炭酸水ウィルキンソンがここへ来て大人気の訳

冬も好まれる爽快感、誕生100年超えモテ期に

炭酸水は無糖なのも健康志向の時代性に合う。「ウィルキンソン タンサン」など全シリーズの「栄養成分表示」(100ミリリットル当たり)は、エネルギー、たんぱく質、脂質、炭水化物、食塩相当量がいずれも「0」表示だ。

競合を含めた炭酸水の伸長も手伝い、最近の調査では国内飲料市場の「無糖飲料製品」構成比は「2018年は約49%」(全国清涼飲料連合会調べ)となっている。

アサヒ飲料の久保麻亜紗課長(筆者撮影)

一方で有糖飲料の販売額は微減だが、工夫もできそうだ。
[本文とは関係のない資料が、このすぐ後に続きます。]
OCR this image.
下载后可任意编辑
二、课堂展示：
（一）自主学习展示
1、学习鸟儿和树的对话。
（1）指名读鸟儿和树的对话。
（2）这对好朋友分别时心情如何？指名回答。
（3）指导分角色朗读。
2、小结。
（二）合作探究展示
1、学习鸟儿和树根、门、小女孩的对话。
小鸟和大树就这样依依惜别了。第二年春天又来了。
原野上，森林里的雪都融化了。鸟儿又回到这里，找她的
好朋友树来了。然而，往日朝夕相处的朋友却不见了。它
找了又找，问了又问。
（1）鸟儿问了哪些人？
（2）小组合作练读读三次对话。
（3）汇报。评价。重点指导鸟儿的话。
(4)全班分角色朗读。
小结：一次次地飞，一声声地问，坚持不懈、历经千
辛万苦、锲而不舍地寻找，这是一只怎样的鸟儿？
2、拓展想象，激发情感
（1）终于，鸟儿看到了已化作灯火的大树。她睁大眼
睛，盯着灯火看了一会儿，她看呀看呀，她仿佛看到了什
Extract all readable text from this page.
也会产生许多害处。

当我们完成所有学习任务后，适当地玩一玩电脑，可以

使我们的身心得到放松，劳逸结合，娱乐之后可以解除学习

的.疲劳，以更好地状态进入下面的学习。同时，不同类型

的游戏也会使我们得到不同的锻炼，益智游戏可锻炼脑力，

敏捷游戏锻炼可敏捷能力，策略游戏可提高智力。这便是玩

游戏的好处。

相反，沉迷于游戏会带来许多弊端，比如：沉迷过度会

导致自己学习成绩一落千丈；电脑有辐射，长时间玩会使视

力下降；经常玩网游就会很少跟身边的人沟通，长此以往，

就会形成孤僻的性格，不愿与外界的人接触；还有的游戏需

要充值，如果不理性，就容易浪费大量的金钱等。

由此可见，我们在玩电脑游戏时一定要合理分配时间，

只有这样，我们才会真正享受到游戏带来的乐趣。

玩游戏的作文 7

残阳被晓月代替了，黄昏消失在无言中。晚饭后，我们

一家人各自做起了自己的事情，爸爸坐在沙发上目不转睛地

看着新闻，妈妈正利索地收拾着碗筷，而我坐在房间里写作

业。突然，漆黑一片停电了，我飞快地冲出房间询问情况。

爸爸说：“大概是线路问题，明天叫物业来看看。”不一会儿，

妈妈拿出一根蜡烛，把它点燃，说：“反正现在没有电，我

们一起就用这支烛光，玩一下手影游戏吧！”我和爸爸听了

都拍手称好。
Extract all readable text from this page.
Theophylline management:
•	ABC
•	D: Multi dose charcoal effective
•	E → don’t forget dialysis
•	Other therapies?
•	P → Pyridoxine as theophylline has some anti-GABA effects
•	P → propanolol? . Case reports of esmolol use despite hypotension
同社の看板ブランド「三ツ矢」の2019年実績は対前年比99%で、まだ箱数はウィルキンソンの1.5倍弱ある。

久保さんは、炭酸水のすっきり、さっぱり感や後述するレモン人気に目をつけ、昨年ヒットした「三ツ矢レモネード」も企画し、市場に送り出した。同商品は酸味と甘さ控えめなのが特徴だ。甘みは欲しいが糖分を抑えたいのが、多くの消費者心理なのだろう。

執務の合間に、瞬間で楽しみたい

職場環境や個人の好みで異なるが、仕事の合間に炭酸水を飲むケースは増えてきた。ウィルキンソンの支持層も30代から50代が中心、20代にも広がり男女差は少ないという。

「乾燥する冬は、のどを潤し、気分転換したいニーズはあります。ウィルキンソンの爽快感とも相性がよい。ちなみに、すっきり、さっぱりしたいニーズは、女性も高い傾向があり、暖房が利いた室内の飲用でも選ばれるようです」(久保さん)

働き方改革の影響もあり、集中して執務を行い、会社側も早めに仕事を切り上げさせる風潮が出てきた。そうなると定時退社を目指し、昼食時間を切り詰めて働く人もいる。執務中の気分展開でも「パパッと簡単」な飲食が支持される傾向も強まった。

例えば医療機関の事務職女性は、職場の机の中にグミを常備するという。PR会社の女性社員は、フリーアドレスゆえ机の中に置けないため、カバンに常備すると聞く。小腹満たしの意味も強く、パウチ袋のグミのような、そのまま食べられる小菓子が人気だ。